Lors de la journée Le Vin 2.0 organisée par Vinternet le 8 décembre, je participerai à la table ronde intitulée « Le blogueur va-t-il détrôner Parker? » avec Sylvain Dadé (Agence Sowine) , Emmanuel Delmas (Sommelier-vins.com), Fabrice Le Glatin (Vin sur vin) et Antonin Iommi-A (Vindicateur). Et je compte bien sur eux pour être à la fois plus convaincants, plus exubérants et plus passionnés que Gary Vaynerchuck 😉

Le blogueur va-t-il détrôner Parker?

Robert Parker, je l’imagine plutôt dans un bon fauteuil confortable que sur un trône. Mais je pense surtout que l’enjeu n’est pas de le détrôner mais bien de comprendre quelles alternatives existent.

Le travail de Robert Parker est remarquable sur 2 plans:

1. Il aide les consommateurs

2. Il contribue à la chaîne de valeur du vin

De manière très schématique, les consommateurs ont suivi les recommandations rassurantes et claires de Robert Parker pour choisir leurs vins, et ils ont acheté avec tant d’enthousiasme que les prix ont grimpé.

Le succès à venir des alternatives au travail de Robert Parker peut en partie être déterminé sur base de ces deux axes.

Aujourd’hui encore, les consommateurs choisissent quelles recommendations ils suivent pour effectuer leurs achats. Mais grâce à Internet, les sources de recommendations disponibles se mutliplient. En plus des guides et magazines papier traditionnels, le consommateur a accès à toute l’information rendue disponible en ligne, entre autre via les blogs.

Contrairement aux médias papier, Internet donne la parole à toute personne qui souhaite publier. Le nombre de source de recommendations sur le vin augmente donc sensiblement, ce qui diminue la place relative accordée aux critiques traditionnels.

Remarquons également que Robert Parker ne s’intéresse pas à tous les vins. Et le même constat s’applique à d’autres guides traditionnels. Il s’ensuit que les expériences de consommateurs ou les blogs sont parfois les seules sources d’informations disponibles concernant des vins et producteurs qui méritent toute l’attention des consommateurs.

De plus, les habitudes changent. Dans le règne du papier, payer pour accéder à l’information semblait normal, alors que dans l’aire digitale, le consommateur considère l’accès à l’information comme un service gratuit (ça se discute, mais c’est comme ça!).  Le premier réflexe pour chercher des recommendations sur le vin, est donc devenu Internet gratuit.

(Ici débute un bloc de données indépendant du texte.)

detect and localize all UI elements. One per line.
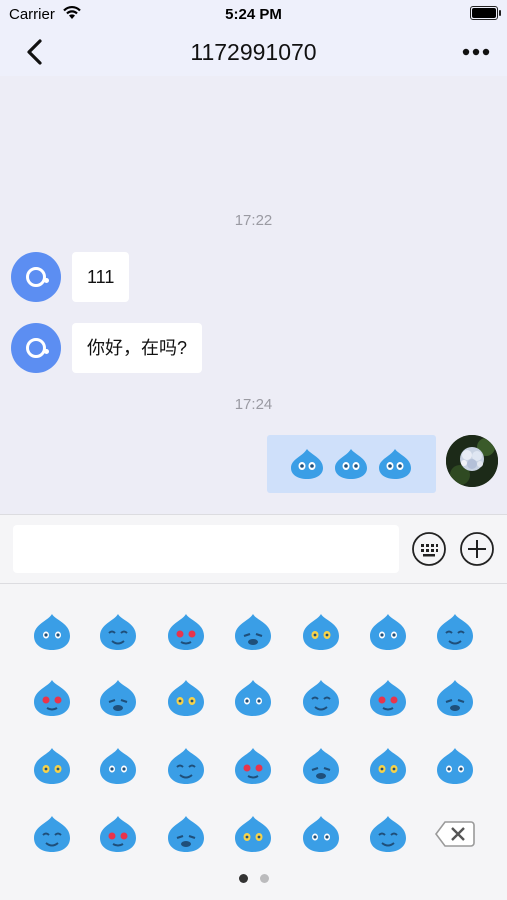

Ranking Alexa des sites payants vs. sites gratuits
(plus le ranking est petit, plus grande est l’audience de votre site, les numéro 1,2 et 3 sont Google, Facebook et Youtube):

Snooth.com – 20.000 (gratuit)
Cellartracker.com – 40.000 (gratuit)
Vinogusto.com – 46.000 (gratuit)
eRobertParker.com – 66.000 (payant)
Hachette-vins.com – 190.000 (payant)
Larvf.com – 520.000 (payant)
Bettanedesseauve.com – 1.500.000 (payant)

Finalement, les nouvelles générations ont tendances à devenir critiques et à accorder de la valeur aux avis de leurs connaissances. Les avis des amis de mes amis sur les produits que j’envisage d’acheter sont sans doute plus fiables que les avis du soit disant expert, qui, d’une façon ou d’une autre, ne peut être vraiment impartial.

L’avenir?

L’avenir, ce n’est plus une source unique d’information, toujours incomplète, mais une combinaison de différents éléments. En tant que consommateur, je n’ai pas besoin d’un guide des vins appréciés par Monsieur X dont je ne sais où me les procurer ni à quel prix.

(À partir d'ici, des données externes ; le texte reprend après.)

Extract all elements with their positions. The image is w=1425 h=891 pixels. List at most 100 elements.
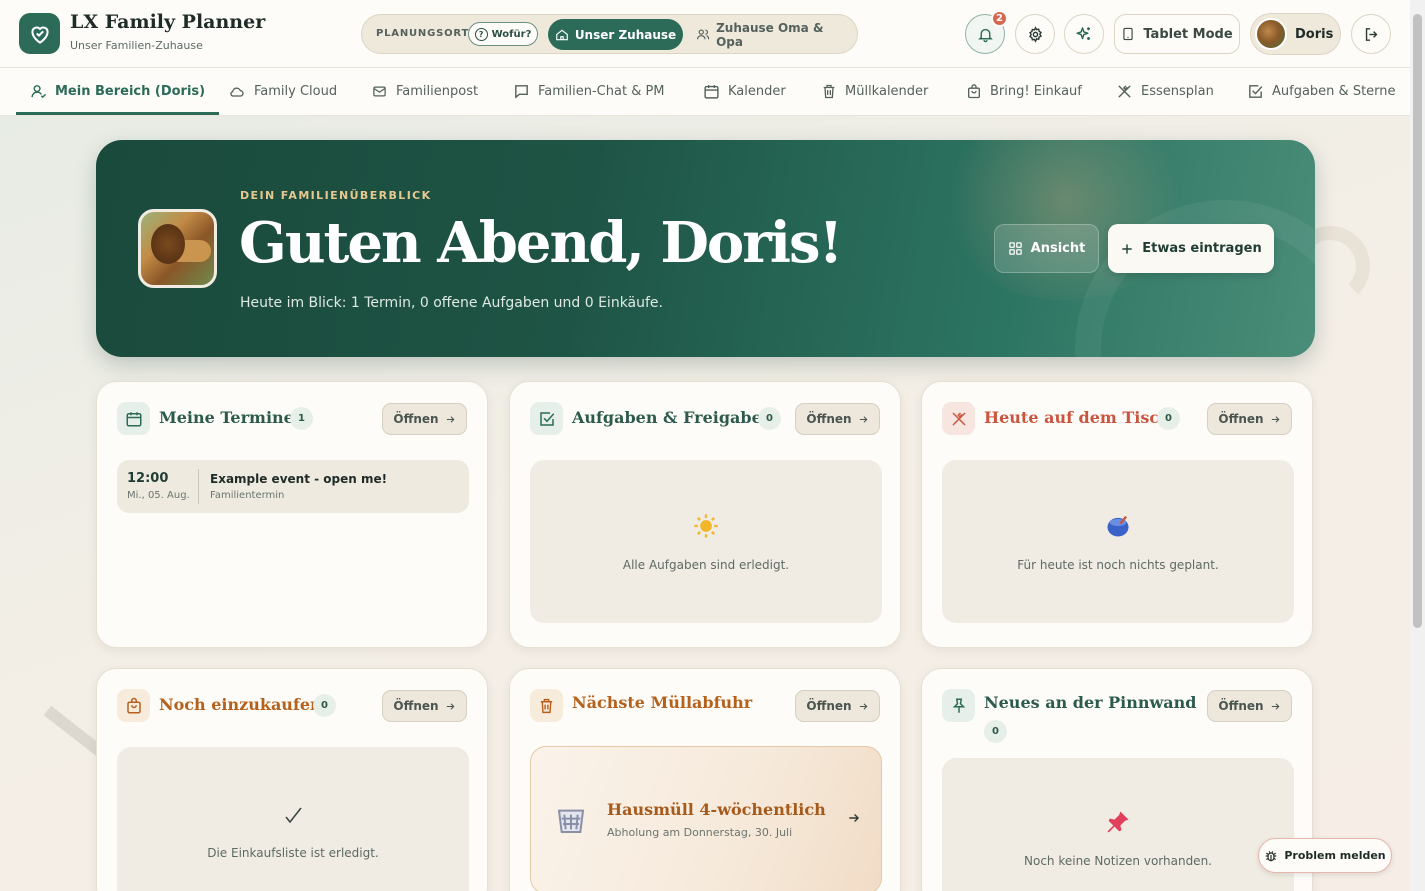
tab-label: Aufgaben & Sterne [1272,84,1396,99]
tab-bring-einkauf[interactable]: Bring! Einkauf [966,68,1082,115]
logout-button[interactable] [1351,14,1391,54]
shopping-card: Noch einzukaufen 0 Öffnen Die Einkaufsli… [96,668,488,891]
sun-icon [694,513,718,538]
empty-state: Die Einkaufsliste ist erledigt. [117,747,469,891]
user-icon [31,85,47,99]
arrow-right-icon [446,702,455,710]
plus-icon [1122,243,1132,254]
tablet-mode-button[interactable]: Tablet Mode [1114,14,1240,54]
help-button[interactable]: ? Wofür? [468,22,538,46]
open-pinboard-button[interactable]: Öffnen [1207,690,1292,722]
view-button[interactable]: Ansicht [994,224,1099,273]
trash-icon [823,84,835,99]
tab-familien-chat[interactable]: Familien-Chat & PM [513,68,665,115]
card-title: Aufgaben & Freigaben [572,408,774,427]
top-bar: LX Family Planner Unser Familien-Zuhause… [0,0,1410,68]
add-entry-button[interactable]: Etwas eintragen [1108,224,1274,273]
card-title: Nächste Müllabfuhr [572,693,753,712]
tab-label: Familien-Chat & PM [538,84,665,99]
bug-icon [1266,850,1277,861]
location-other-label: Zuhause Oma & Opa [716,20,824,49]
add-entry-label: Etwas eintragen [1142,241,1262,256]
count-badge: 1 [290,407,313,430]
location-oma-opa-button[interactable]: Zuhause Oma & Opa [696,19,846,50]
tab-label: Müllkalender [845,84,929,99]
user-avatar-image[interactable] [138,209,217,288]
avatar [1255,18,1287,50]
cloud-icon [230,87,244,97]
chat-icon [515,85,528,99]
calendar-icon [117,402,150,435]
checkbox-icon [1249,85,1263,98]
home-icon [555,29,568,40]
calendar-icon [704,85,719,99]
banner-eyebrow: DEIN FAMILIENÜBERBLICK [240,189,432,202]
tab-family-cloud[interactable]: Family Cloud [228,68,337,115]
tablet-mode-label: Tablet Mode [1143,26,1233,42]
event-item[interactable]: 12:00 Mi., 05. Aug. Example event - open… [117,460,469,513]
tab-label: Bring! Einkauf [990,84,1082,99]
event-title: Example event - open me! [210,472,388,486]
open-label: Öffnen [1218,412,1264,426]
open-appointments-button[interactable]: Öffnen [382,403,467,435]
report-problem-button[interactable]: Problem melden [1258,838,1392,873]
trash-icon [530,689,563,722]
app-logo-icon[interactable] [19,13,60,54]
pin-icon [942,689,975,722]
planning-location-label: PLANUNGSORT [376,28,470,39]
checkmark-icon [285,807,302,824]
location-unser-zuhause-button[interactable]: Unser Zuhause [548,19,683,50]
tab-essensplan[interactable]: Essensplan [1116,68,1214,115]
open-meals-button[interactable]: Öffnen [1207,403,1292,435]
view-button-label: Ansicht [1030,241,1086,256]
grid-icon [1008,242,1022,255]
count-badge: 0 [758,407,781,430]
open-tasks-button[interactable]: Öffnen [795,403,880,435]
card-title: Neues an der Pinnwand [984,693,1197,712]
next-pickup-item[interactable]: Hausmüll 4-wöchentlich Abholung am Donne… [530,746,882,891]
open-garbage-button[interactable]: Öffnen [795,690,880,722]
arrow-right-icon [859,415,868,423]
tab-aufgaben-sterne[interactable]: Aufgaben & Sterne [1247,68,1396,115]
open-shopping-button[interactable]: Öffnen [382,690,467,722]
tab-label: Familienpost [396,84,479,99]
planning-location-switcher: PLANUNGSORT ? Wofür? Unser Zuhause Zuhau… [361,14,858,54]
event-type: Familientermin [210,490,285,501]
open-label: Öffnen [806,412,852,426]
garbage-card: Nächste Müllabfuhr Öffnen Hausmüll 4-wöc… [509,668,901,891]
settings-button[interactable] [1015,14,1055,54]
users-icon [696,29,710,40]
tab-mein-bereich[interactable]: Mein Bereich (Doris) [16,68,220,115]
pinboard-card: Neues an der Pinnwand 0 Öffnen Noch kein… [921,668,1313,891]
tab-label: Family Cloud [254,84,338,99]
user-menu-button[interactable]: Doris [1250,13,1341,55]
tab-muellkalender[interactable]: Müllkalender [821,68,928,115]
bag-icon [968,84,980,99]
question-icon: ? [474,27,488,41]
ai-assistant-button[interactable] [1064,14,1104,54]
tab-familienpost[interactable]: Familienpost [371,68,478,115]
tab-label: Mein Bereich (Doris) [55,84,206,99]
pickup-date: Abholung am Donnerstag, 30. Juli [607,826,793,839]
open-label: Öffnen [393,412,439,426]
appointments-card: Meine Termine 1 Öffnen 12:00 Mi., 05. Au… [96,381,488,648]
bowl-icon [1107,515,1129,536]
cutlery-icon [942,402,975,435]
user-name: Doris [1295,26,1334,42]
logout-icon [1365,27,1377,41]
count-badge: 0 [1157,407,1180,430]
empty-state: Für heute ist noch nichts geplant. [942,460,1294,623]
help-label: Wofür? [491,28,532,40]
open-label: Öffnen [806,699,852,713]
arrow-right-icon [446,415,455,423]
greeting-heading: Guten Abend, Doris! [239,210,843,276]
open-label: Öffnen [393,699,439,713]
tab-kalender[interactable]: Kalender [703,68,786,115]
card-title: Noch einzukaufen [159,695,322,714]
sparkles-icon [1076,27,1090,40]
event-time: 12:00 [127,471,169,486]
tasks-card: Aufgaben & Freigaben 0 Öffnen Alle Aufga… [509,381,901,648]
scrollbar-thumb[interactable] [1413,14,1422,628]
event-date: Mi., 05. Aug. [127,490,190,501]
daily-summary: Heute im Blick: 1 Termin, 0 offene Aufga… [240,295,663,311]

J’ai besoin d’une aide à l’achat qui combine:
– présentation du vin,
– avis du producteur,
expérience des consommateurs,
– avis des experts (du débutant au confirmé),
– localisation des points de vente et tarifs,
– info accessible via internet mobile et facile à utiliser.

Et là, je disposerai enfin de l’aide dont j’ai besoin pour trouver le bon vin pour chaque occasion.